He looked both wary and weary. She hoped to dissipate both. Despite her confident demeanour, she wasn't sure quite where to start, not having polished up a speech as he had. So she just jumped in.

"There's nothing wrong with you," she said firmly.

"All evidence to the contrary," he muttered.

She ignored this. "We've been going about this all wrong," she went on.

He sighed. "It's my fault."

"Well, mostly," she agreed, and was glad to see his eyes flash mutinously at that. "But not entirely. We both need to appreciate that marriage is a two-player game and each of us must contribute. And that's where this starts. You tried to do it all, Charlie, and I let you." It felt good to say that aloud and to shoulder some of the responsibility.

"What do you mean?" he asked cautiously.

"You've made all the decisions and you've taken the lead in directing our…interactions." It wasn't a very satisfying word.

"Someone has so," he countered. "Someone has to be in charge."

She shook her head. "No.
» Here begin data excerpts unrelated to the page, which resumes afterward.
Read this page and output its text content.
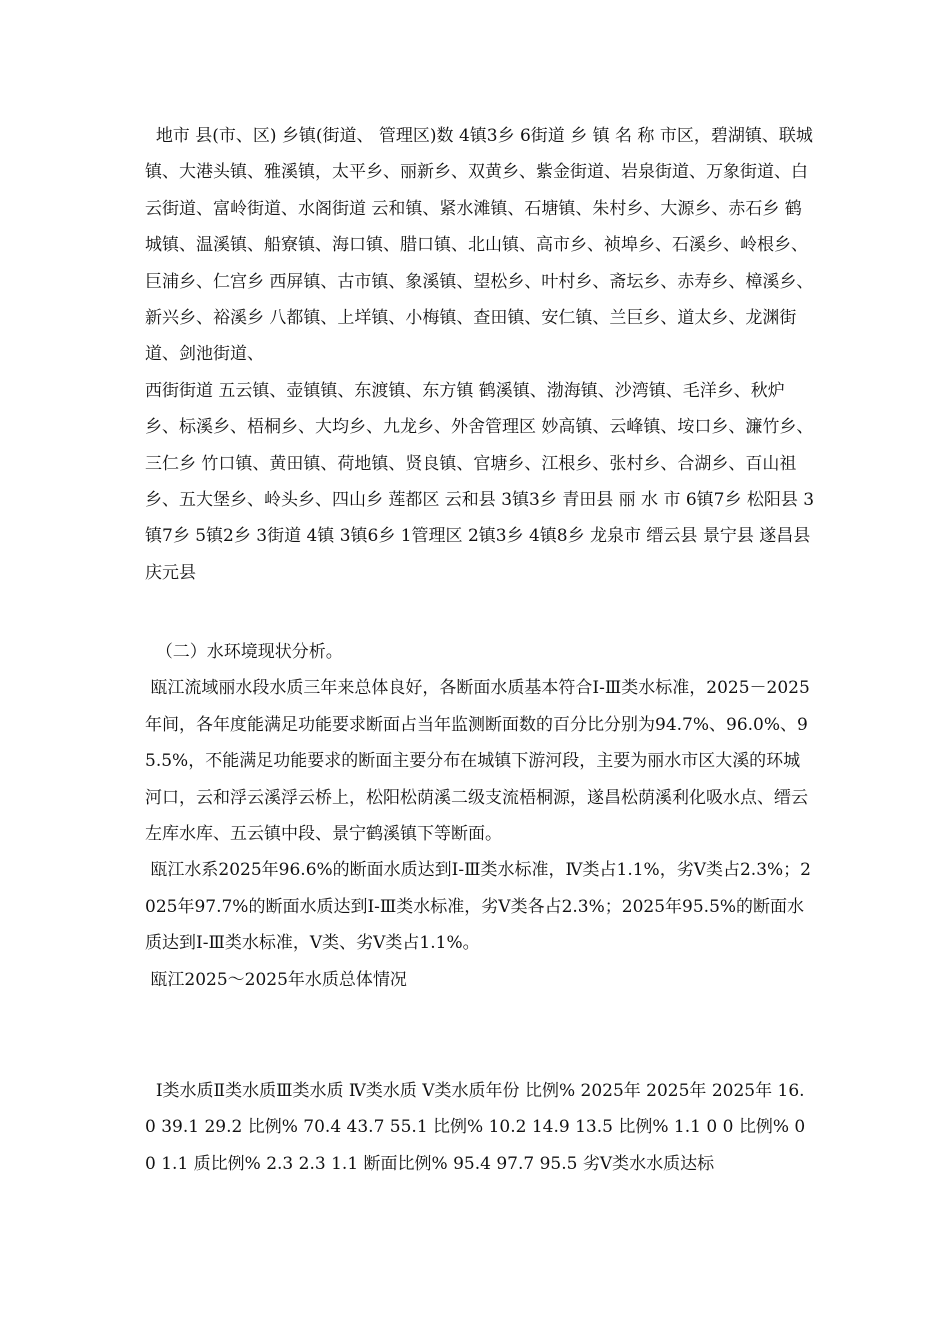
地市 县(市、区) 乡镇(街道、 管理区)数 4镇3乡 6街道 乡 镇 名 称 市区，碧湖镇、联城镇、大港头镇、雅溪镇，太平乡、丽新乡、双黄乡、紫金街道、岩泉街道、万象街道、白云街道、富岭街道、水阁街道 云和镇、紧水滩镇、石塘镇、朱村乡、大源乡、赤石乡 鹤城镇、温溪镇、船寮镇、海口镇、腊口镇、北山镇、高市乡、祯埠乡、石溪乡、岭根乡、巨浦乡、仁宫乡 西屏镇、古市镇、象溪镇、望松乡、叶村乡、斋坛乡、赤寿乡、樟溪乡、新兴乡、裕溪乡 八都镇、上垟镇、小梅镇、查田镇、安仁镇、兰巨乡、道太乡、龙渊街道、剑池街道、
西街街道 五云镇、壶镇镇、东渡镇、东方镇 鹤溪镇、渤海镇、沙湾镇、毛洋乡、秋炉乡、标溪乡、梧桐乡、大均乡、九龙乡、外舍管理区 妙高镇、云峰镇、垵口乡、濂竹乡、三仁乡 竹口镇、黄田镇、荷地镇、贤良镇、官塘乡、江根乡、张村乡、合湖乡、百山祖乡、五大堡乡、岭头乡、四山乡 莲都区 云和县 3镇3乡 青田县 丽 水 市 6镇7乡 松阳县 3镇7乡 5镇2乡 3街道 4镇 3镇6乡 1管理区 2镇3乡 4镇8乡 龙泉市 缙云县 景宁县 遂昌县 庆元县
（二）水环境现状分析。
瓯江流域丽水段水质三年来总体良好，各断面水质基本符合Ⅰ-Ⅲ类水标准，2025－2025年间，各年度能满足功能要求断面占当年监测断面数的百分比分别为94.7%、96.0%、95.5%，不能满足功能要求的断面主要分布在城镇下游河段，主要为丽水市区大溪的环城河口，云和浮云溪浮云桥上，松阳松荫溪二级支流梧桐源，遂昌松荫溪利化吸水点、缙云左库水库、五云镇中段、景宁鹤溪镇下等断面。
瓯江水系2025年96.6%的断面水质达到Ⅰ-Ⅲ类水标准，Ⅳ类占1.1%，劣Ⅴ类占2.3%；2025年97.7%的断面水质达到Ⅰ-Ⅲ类水标准，劣Ⅴ类各占2.3%；2025年95.5%的断面水质达到Ⅰ-Ⅲ类水标准，Ⅴ类、劣Ⅴ类占1.1%。
瓯江2025～2025年水质总体情况
Ⅰ类水质Ⅱ类水质Ⅲ类水质 Ⅳ类水质 Ⅴ类水质年份 比例% 2025年 2025年 2025年 16.0 39.1 29.2 比例% 70.4 43.7 55.1 比例% 10.2 14.9 13.5 比例% 1.1 0 0 比例% 0 0 1.1 质比例% 2.3 2.3 1.1 断面比例% 95.4 97.7 95.5 劣Ⅴ类水水质达标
A marriage isn't like a business or the management of a great house. It isn't about organization and planning and efficiency. It's a relationship. Between two people. Between us." She took up his hand and squeezed it.

"And this is all new to us and harder still for attempting it so late in life. But you and I, we've accomplished a lot in our lives, Charlie. I think between us we can manage this."
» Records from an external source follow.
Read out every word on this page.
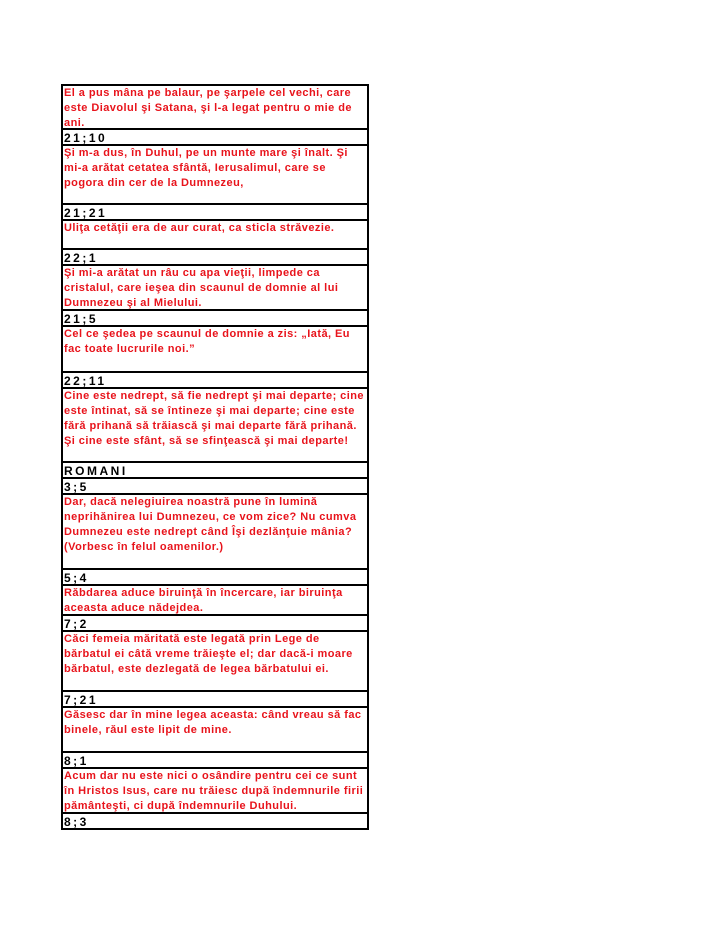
El a pus mâna pe balaur, pe şarpele cel vechi, care este Diavolul şi Satana, şi l-a legat pentru o mie de ani.
21;10
Şi m-a dus, în Duhul, pe un munte mare şi înalt. Şi mi-a arătat cetatea sfântă, Ierusalimul, care se pogora din cer de la Dumnezeu,
21;21
Uliţa cetăţii era de aur curat, ca sticla străvezie.
22;1
Şi mi-a arătat un râu cu apa vieţii, limpede ca cristalul, care ieşea din scaunul de domnie al lui Dumnezeu şi al Mielului.
21;5
Cel ce şedea pe scaunul de domnie a zis: „Iată, Eu fac toate lucrurile noi.”
22;11
Cine este nedrept, să fie nedrept şi mai departe; cine este întinat, să se întineze şi mai departe; cine este fără prihană să trăiască şi mai departe fără prihană. Şi cine este sfânt, să se sfinţească şi mai departe!
ROMANI
3;5
Dar, dacă nelegiuirea noastră pune în lumină neprihănirea lui Dumnezeu, ce vom zice? Nu cumva Dumnezeu este nedrept când Îşi dezlănţuie mânia? (Vorbesc în felul oamenilor.)
5;4
Răbdarea aduce biruinţă în încercare, iar biruinţa aceasta aduce nădejdea.
7;2
Căci femeia măritată este legată prin Lege de bărbatul ei câtă vreme trăieşte el; dar dacă-i moare bărbatul, este dezlegată de legea bărbatului ei.
7;21
Găsesc dar în mine legea aceasta: când vreau să fac binele, răul este lipit de mine.
8;1
Acum dar nu este nici o osândire pentru cei ce sunt în Hristos Isus, care nu trăiesc după îndemnurile firii pământeşti, ci după îndemnurile Duhului.
8;3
The sceptical look on his face exasperated her. "We were mad as hatters to imagine we could fall into bed together and expect to lose ourselves in passion and pleasure. That's not the way it works, for us or anyone else," she added emphatically. She paused and then spoke the next words haltingly. "Making…love…well isn't a gift. It's a skill that takes as much work as any other." Colour rose in his face as well as hers at the words making love. Elsie wanted to give herself a good shake. If the term wasn't so unfamiliar to them, they wouldn't be reacting like this. And, as with so many other things, only practice would make it perfect. They needed to speak the words.

"It's been not at all what I expected," he admitted, downcast. "On top of … not working right, it's awkward and … messy."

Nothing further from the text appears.